The Ivan the Great Bell Tower (1505 – 1508; architect – Bon Fryazin) was constructed of brick and white stone on the site of the dismantled church of St. Ivan Climacus of 1329, so called “under -the Bell” type.
The initial bell tower was a three-story structure 60 meters in height, based on the foundation of the church of St. Ivan Climacus. The two lower tiers were in the shape of an elongated octahedral tower completed by open galleries, while the moderate third tier consisted of one open gallery for small bells and was crowned by a small cupola
In 1600, on the orders of Tsar Boris Godunov, the Bell Tower was raised to its present height and finished with a gilded dome, as commemorated by the gilded inscription on the blue background just under the dome’s base. At the same time the tier of the carinated kokoshniks (corbel arches) was created to connect the octahedron of the third floor to the drum of the cupola thereby emphasizing the rocket-like projection of the bell tower.
As a result, the height of the Ivan the Great Bell Tower grew to 81 meters (while the white-stone basement of the bell tower remained upon its original octahedral shaped base at a diameter of 25 meters, sunk but 4,3 meters from the surface of Cathedral Square.)

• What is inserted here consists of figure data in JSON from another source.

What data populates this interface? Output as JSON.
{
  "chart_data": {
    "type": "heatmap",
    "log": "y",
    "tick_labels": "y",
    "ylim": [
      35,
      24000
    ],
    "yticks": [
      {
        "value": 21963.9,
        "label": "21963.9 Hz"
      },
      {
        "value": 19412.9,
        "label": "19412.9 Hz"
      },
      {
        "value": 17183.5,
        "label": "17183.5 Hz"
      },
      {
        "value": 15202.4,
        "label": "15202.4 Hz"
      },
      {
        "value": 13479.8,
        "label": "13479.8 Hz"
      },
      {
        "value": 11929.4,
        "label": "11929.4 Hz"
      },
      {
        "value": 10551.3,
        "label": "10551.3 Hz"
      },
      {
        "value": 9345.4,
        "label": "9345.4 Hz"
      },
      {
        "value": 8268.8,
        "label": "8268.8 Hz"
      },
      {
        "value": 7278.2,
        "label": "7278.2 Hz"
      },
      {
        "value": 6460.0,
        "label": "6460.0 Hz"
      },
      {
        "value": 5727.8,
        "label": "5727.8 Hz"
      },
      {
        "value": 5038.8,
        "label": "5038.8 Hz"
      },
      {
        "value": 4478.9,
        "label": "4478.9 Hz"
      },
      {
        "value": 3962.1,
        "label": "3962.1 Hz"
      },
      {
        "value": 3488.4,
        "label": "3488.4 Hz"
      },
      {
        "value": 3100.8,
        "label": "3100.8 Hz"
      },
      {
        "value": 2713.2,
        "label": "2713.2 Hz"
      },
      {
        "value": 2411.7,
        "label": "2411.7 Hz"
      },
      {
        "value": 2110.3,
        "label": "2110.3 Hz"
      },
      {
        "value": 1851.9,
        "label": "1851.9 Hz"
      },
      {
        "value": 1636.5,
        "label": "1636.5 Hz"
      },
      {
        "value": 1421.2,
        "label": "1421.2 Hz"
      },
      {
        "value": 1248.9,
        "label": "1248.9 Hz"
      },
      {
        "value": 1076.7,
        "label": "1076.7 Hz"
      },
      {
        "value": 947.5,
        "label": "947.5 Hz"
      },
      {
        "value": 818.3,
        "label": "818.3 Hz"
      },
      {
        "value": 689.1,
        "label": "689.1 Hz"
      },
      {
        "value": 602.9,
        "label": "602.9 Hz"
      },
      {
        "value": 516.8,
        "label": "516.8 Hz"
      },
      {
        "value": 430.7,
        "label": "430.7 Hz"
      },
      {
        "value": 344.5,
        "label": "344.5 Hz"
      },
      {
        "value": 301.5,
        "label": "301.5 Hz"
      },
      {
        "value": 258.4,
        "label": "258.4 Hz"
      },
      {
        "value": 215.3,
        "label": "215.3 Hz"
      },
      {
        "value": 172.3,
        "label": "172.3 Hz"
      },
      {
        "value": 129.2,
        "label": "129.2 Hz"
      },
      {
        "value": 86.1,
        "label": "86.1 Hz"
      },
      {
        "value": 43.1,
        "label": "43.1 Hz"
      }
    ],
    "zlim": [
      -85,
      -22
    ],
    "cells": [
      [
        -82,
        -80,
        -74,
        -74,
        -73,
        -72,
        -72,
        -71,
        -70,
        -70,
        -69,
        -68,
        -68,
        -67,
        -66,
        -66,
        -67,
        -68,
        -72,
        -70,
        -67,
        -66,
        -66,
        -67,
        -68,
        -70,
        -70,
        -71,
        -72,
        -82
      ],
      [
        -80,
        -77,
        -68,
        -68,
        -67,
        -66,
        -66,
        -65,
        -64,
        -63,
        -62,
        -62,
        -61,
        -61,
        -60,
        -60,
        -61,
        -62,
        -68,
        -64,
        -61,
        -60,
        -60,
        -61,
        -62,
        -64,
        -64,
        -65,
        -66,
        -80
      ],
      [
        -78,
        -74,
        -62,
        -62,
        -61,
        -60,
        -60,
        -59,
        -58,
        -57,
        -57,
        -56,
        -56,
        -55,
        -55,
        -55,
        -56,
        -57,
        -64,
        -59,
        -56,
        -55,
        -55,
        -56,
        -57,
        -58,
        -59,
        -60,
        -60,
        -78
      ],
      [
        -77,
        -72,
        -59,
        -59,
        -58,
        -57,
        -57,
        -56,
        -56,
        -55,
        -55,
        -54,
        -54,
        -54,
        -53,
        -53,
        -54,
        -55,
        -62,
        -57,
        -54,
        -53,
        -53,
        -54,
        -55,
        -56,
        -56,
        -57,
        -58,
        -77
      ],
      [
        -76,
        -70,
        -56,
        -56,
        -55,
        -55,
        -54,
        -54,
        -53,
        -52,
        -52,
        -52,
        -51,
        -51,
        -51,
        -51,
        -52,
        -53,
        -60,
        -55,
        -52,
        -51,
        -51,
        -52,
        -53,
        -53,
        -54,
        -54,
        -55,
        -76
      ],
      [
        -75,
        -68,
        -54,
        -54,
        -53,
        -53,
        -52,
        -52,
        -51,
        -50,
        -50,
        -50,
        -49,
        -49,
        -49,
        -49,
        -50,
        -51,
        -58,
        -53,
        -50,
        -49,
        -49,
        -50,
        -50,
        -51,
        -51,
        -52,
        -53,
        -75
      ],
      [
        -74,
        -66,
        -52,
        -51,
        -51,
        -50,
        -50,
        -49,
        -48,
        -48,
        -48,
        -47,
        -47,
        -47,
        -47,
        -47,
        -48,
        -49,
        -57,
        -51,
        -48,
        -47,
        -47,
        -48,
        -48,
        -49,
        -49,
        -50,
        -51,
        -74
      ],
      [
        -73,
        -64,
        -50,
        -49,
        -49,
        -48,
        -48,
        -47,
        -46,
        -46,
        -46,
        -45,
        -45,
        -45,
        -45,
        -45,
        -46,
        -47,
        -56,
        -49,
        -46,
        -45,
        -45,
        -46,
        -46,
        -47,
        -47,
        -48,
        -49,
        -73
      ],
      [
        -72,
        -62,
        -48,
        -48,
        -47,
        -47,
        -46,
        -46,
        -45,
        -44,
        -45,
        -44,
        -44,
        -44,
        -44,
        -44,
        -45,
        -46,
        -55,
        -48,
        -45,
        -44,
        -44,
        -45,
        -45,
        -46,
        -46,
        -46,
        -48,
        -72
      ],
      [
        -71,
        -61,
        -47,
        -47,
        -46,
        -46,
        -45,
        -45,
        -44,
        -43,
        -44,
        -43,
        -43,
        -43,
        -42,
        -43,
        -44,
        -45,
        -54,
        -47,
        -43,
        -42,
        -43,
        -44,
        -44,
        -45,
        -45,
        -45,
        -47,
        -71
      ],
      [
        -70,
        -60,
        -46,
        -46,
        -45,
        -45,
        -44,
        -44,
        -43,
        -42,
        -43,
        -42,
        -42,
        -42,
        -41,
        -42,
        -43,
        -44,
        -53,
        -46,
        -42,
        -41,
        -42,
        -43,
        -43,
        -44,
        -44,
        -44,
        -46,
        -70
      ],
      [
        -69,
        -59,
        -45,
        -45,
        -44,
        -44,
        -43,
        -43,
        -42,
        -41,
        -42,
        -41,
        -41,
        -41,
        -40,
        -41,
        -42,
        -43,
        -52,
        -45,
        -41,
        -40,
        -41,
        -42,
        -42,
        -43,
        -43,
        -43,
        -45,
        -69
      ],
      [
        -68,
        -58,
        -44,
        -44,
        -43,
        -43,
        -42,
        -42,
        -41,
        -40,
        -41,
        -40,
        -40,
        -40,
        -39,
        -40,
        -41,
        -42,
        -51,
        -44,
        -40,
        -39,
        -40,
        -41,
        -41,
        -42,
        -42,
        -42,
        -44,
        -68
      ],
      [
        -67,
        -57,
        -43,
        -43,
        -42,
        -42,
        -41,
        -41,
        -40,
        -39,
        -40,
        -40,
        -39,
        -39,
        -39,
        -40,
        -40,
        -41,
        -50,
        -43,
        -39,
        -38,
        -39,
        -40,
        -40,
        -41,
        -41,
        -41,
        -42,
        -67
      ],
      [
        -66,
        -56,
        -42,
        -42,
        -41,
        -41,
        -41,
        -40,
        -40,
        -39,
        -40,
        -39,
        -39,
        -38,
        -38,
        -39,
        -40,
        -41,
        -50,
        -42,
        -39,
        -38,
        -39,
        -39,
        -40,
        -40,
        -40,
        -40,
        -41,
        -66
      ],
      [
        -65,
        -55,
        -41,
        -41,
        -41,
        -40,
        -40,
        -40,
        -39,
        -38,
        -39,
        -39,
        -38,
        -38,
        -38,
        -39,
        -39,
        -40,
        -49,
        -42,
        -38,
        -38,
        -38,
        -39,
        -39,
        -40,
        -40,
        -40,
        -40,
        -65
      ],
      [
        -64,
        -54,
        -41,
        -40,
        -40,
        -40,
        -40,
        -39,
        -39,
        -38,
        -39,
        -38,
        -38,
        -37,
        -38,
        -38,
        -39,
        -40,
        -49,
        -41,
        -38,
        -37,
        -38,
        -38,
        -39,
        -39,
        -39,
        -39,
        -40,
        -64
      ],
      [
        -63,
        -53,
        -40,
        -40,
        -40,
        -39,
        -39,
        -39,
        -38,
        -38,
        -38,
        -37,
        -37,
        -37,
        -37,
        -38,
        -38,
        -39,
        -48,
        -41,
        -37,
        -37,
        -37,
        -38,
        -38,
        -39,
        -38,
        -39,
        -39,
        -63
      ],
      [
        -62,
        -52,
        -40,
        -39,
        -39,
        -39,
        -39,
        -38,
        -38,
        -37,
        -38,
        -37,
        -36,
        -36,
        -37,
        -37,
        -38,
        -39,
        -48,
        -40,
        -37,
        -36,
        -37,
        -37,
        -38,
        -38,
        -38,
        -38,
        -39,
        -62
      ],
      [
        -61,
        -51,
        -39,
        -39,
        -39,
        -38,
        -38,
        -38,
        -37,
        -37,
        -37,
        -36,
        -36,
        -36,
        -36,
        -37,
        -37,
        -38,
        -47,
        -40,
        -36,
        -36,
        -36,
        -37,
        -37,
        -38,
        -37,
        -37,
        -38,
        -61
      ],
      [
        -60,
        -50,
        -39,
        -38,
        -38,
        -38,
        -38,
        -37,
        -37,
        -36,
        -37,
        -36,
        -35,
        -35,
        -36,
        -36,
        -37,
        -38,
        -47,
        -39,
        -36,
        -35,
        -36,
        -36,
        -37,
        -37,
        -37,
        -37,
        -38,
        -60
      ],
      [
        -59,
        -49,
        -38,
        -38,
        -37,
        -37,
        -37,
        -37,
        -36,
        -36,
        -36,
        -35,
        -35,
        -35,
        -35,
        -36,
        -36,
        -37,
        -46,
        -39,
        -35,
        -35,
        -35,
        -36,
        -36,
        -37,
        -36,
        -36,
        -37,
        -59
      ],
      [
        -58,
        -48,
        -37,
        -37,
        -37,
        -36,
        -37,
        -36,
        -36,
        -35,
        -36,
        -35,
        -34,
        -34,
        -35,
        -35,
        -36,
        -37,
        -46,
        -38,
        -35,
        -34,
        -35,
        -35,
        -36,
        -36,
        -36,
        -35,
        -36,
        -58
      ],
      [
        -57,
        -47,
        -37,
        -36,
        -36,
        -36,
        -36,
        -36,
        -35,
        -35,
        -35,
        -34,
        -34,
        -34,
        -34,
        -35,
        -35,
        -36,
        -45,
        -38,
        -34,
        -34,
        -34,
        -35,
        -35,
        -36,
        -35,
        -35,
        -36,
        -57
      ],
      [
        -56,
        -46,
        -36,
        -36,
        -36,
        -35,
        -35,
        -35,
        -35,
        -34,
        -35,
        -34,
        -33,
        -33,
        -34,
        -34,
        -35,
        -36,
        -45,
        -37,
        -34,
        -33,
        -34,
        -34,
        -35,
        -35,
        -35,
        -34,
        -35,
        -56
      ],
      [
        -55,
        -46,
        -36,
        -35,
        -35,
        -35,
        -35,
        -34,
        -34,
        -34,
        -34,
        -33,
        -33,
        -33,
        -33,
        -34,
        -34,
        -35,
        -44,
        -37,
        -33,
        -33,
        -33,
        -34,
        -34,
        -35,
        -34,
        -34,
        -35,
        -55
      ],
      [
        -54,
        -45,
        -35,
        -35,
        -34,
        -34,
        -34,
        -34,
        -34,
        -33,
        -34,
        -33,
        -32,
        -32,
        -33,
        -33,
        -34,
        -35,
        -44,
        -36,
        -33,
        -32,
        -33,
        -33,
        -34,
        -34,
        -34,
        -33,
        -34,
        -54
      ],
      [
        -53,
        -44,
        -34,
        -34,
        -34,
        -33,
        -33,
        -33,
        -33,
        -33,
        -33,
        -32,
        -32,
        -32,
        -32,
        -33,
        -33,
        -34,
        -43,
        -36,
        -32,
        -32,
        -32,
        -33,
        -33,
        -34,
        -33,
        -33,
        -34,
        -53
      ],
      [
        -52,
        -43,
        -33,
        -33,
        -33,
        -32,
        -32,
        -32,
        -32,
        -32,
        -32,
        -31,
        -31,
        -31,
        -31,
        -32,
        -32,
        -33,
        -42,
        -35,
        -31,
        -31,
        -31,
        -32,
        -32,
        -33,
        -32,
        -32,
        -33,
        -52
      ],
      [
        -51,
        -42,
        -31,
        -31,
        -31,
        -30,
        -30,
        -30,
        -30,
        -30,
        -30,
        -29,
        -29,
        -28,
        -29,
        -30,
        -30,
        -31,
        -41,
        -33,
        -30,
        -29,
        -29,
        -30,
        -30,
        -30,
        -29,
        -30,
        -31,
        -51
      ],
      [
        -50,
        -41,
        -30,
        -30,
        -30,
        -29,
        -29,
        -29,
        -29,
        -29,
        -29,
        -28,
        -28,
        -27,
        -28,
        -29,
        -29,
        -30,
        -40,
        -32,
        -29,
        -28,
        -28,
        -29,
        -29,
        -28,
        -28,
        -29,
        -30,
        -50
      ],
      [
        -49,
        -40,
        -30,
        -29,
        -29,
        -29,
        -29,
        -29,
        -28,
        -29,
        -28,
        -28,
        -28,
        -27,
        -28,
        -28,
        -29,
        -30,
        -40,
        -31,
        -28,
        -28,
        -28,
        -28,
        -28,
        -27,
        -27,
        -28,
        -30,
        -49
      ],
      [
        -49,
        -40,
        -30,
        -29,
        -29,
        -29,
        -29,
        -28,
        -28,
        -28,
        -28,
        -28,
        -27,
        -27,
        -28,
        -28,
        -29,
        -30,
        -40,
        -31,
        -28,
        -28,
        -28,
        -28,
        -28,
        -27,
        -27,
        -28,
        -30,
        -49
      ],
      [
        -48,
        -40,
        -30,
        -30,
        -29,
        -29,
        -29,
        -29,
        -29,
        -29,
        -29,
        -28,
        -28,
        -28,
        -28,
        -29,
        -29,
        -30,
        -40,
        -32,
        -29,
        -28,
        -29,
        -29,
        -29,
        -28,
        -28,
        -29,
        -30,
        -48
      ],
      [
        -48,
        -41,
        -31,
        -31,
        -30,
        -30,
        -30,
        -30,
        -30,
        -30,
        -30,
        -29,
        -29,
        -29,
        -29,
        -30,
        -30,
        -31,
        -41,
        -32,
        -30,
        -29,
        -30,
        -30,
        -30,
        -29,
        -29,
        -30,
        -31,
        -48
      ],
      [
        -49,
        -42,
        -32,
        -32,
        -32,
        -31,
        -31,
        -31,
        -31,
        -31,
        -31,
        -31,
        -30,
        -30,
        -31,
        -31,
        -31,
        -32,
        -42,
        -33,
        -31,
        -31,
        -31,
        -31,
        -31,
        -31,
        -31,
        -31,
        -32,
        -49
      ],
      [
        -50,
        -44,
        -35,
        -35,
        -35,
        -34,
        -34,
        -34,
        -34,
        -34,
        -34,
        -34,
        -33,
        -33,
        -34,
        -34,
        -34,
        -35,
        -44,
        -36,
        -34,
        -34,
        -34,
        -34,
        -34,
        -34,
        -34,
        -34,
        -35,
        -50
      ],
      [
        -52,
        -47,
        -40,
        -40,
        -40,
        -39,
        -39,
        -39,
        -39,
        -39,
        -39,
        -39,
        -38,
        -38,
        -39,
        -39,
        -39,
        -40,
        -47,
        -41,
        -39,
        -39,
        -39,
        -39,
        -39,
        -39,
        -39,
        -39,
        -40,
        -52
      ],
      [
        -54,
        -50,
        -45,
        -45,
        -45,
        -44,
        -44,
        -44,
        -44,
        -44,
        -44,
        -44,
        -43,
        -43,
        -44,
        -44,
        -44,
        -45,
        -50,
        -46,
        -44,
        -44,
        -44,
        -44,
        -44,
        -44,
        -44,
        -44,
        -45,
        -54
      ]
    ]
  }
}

From the beginning, the walls of the Ivan the Great bell tower were painted brick red, lending the white-stone details a more impressive hue and revealing the skeleton of the building’s proportions. It is believed that in 1532-1543, the belfry was adjoined to the tower and the larger bells added under the supervision of the Italian immigrant architect Petrok Maly.
Such theories have not met without controversy, however. According to the architectural historian S. Podyapolsky, Petrok Maly was responsible for construction of the nearby Resurrection church, but not the belfry. Supporters of this view note the church was completed in 1552 - after Petrok Maly’s departure from Moscow. Indeed, writings and observations about the church in the mid 17th century come largely thanks to foreigner visitors to Moscow at that time – including Henrich Staden, who served as oprichnik to Ivan the Terrible in 1560s , and Adam Oleary, who passed through the Russian capital on his way to Persia.
Then as now, visitors cannot fail to be impressed the huge bell located between the church and the Belfry of Ivan the Great tower. According to legend, a wooden belfry initial housed the Great Bell when it was cast in the time of Boris Godunov.
In the second half of the 17th century the church was refitted with a stone belfry built in the Pskov type. In 1624 the Patriarch Filaret ordered one more belfry added to the structure and named it the Filaret Annex (architect B.Ogurtsov).
In 1812 both structures were detonated under the orders of Napoleon, only to rise again (with a number of new Classicism features) in 1814-1815 under a reconstruction overseen by D.Gilardi, I.Egotov and L.Ruska. Finally, the high porch from the West facade of the belfry was attached in 1849-1852 under the design of K.Ton. Throughout, the Bell Tower of Ivan the Great has stood tall.
Today, the belfry of Ivan the Great contains 21 bells – among which the Great Assumption bell (cast by the 19th century masters Zavyalov and Rusinov) is the mightiest of all Kremlin bells. The bell itself weighs 4000 ‘poods’ (a 19th century measurement weighing approximately 65,5 tons).